12:08On n'a pas toujours le courage de demander à un marchand quel est le prix d'une pièce
12:13et puis le prix affiché n'est pas toujours non plus le prix vendu.
12:15Donc, il y a cette espèce de transparence qui permet de suivre le marché et puis aussi
12:22de se créer un œil justement en voyant beaucoup d'objets.
12:25Là, je sais que dans votre vente, si je prends les fourchettes basse, c'était de 5 000 à
12:3180 000 à peu près ?
12:33Alors, ça dépend parce que ça, c'était probablement les pièces qu'on amène ici
12:37qui sont un peu des pièces plus importantes, mais il y a moyen de trouver aussi des objets
12:43pour, je dirais, le minimum, c'est autour de 1 000 euros et puis après, il n'y a pas
12:49de limite.
12:50Et qu'est-ce que vous pourriez dire, justement, pour ces jeunes qui pourraient être un peu
12:54frileux à l'idée de se tourner vers des arts qui sont extra-européens parce que,
12:58justement, il y a eu tellement de choses dites sur les provenances, etc.
13:01Qu'est-ce que vous pourriez leur dire pour les rassurer ?
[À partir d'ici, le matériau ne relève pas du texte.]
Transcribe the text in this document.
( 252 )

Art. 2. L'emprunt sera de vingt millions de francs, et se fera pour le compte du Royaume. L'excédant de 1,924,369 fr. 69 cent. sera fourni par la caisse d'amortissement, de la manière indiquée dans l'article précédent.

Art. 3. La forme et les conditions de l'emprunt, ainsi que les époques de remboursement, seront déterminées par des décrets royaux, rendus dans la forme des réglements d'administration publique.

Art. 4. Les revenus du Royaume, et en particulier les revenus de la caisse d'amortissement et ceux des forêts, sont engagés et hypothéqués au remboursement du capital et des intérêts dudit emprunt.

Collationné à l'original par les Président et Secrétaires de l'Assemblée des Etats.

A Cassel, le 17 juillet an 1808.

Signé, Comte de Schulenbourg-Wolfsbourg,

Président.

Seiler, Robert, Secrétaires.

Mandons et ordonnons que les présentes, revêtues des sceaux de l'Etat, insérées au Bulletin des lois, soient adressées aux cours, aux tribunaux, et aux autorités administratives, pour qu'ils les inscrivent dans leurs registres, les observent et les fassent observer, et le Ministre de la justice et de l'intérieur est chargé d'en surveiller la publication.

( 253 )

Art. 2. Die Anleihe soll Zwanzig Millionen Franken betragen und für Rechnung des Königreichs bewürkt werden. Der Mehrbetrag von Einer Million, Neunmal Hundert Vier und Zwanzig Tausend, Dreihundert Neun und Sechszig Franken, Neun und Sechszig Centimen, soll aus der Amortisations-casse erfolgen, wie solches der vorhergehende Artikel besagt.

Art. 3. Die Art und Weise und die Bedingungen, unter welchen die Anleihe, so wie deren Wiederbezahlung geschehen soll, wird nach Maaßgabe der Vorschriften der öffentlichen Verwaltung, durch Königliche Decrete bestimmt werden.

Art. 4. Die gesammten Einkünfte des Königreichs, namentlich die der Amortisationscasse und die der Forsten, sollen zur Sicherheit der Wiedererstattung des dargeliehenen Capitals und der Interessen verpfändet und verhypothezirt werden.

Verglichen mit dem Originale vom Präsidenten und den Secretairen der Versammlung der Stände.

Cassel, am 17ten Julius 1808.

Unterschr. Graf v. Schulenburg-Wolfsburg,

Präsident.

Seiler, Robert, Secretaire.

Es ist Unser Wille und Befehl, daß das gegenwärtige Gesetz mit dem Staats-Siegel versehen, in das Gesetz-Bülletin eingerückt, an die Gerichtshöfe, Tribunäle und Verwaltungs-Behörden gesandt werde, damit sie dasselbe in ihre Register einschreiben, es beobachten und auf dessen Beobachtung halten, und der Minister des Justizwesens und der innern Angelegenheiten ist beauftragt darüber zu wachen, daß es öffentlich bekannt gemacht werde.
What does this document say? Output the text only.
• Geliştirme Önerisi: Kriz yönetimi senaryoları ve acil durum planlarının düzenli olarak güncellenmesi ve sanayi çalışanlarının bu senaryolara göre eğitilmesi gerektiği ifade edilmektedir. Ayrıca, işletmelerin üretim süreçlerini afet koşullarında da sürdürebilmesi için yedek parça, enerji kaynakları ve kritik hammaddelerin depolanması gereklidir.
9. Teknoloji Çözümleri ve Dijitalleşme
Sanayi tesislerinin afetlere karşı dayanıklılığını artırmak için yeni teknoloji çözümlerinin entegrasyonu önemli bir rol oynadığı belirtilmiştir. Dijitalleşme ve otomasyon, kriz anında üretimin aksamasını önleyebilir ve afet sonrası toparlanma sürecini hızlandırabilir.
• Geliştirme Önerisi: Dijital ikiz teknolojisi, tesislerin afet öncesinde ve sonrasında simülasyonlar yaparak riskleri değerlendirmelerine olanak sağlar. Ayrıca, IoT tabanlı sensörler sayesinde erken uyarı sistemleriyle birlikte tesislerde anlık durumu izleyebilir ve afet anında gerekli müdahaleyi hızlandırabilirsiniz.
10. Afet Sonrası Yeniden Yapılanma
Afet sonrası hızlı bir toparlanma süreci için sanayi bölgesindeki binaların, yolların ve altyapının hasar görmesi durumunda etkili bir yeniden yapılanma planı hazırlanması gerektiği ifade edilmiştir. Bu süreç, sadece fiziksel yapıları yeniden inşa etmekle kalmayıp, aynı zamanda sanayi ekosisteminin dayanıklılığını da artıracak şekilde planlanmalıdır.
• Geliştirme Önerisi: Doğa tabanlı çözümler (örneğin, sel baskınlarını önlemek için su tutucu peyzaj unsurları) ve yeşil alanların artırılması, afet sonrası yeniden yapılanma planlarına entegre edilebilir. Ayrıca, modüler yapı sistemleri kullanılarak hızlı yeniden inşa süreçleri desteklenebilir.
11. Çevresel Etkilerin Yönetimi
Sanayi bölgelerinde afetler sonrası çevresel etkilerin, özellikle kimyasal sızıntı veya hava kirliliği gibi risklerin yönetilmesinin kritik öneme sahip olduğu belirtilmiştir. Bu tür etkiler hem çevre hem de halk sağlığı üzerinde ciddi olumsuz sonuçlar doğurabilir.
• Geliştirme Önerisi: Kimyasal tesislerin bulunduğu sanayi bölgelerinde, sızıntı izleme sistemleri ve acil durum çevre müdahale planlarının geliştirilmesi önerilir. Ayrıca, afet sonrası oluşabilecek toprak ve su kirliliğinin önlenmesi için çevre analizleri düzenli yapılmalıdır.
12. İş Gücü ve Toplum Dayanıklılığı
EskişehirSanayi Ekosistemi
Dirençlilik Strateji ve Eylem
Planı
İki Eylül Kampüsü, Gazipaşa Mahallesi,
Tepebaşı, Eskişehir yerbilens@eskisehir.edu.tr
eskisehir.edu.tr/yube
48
13:03C'est clair que la provenance est de plus en plus importante et maintenant, c'est à
13:09nous d'avoir cette rigueur et de, justement, quand on avance une provenance, de pouvoir
13:14la documenter et la prouver.
13:16Mais ce n'est pas pour autant qu'il faut être frileux.
13:18Je veux dire, toutes les maisons de vente aux enchères et les marchands font ce travail
13:22et je crois que c'est un travail qui, maintenant, est inévitable.
13:24Et donc, il ne faut pas que ça rende les gens frileux.
13:29C'est justement un monde qui s'ouvre aux jeunes collectionneurs, qui est tout à fait
13:34différent.
13:35C'est des objets qui ont servi dans un contexte rituel, donc qui n'avaient pas été faits
13:41avec un but purement esthétique et donc, il y a toute une histoire, toute une anthropologie,
13:45toute l'histoire de culture là-derrière qui sont extrêmement intéressantes.
13:49Merci beaucoup pour votre intervention, Émilie Joly.
13:52Je rappelle que vous êtes directrice du département d'art africain et océanien
13:55chez Bonhams Cornet de Saint-Cyr et quant à nous, on se retrouve la semaine prochaine
13:59pour un nouveau numéro d'Art et Marché.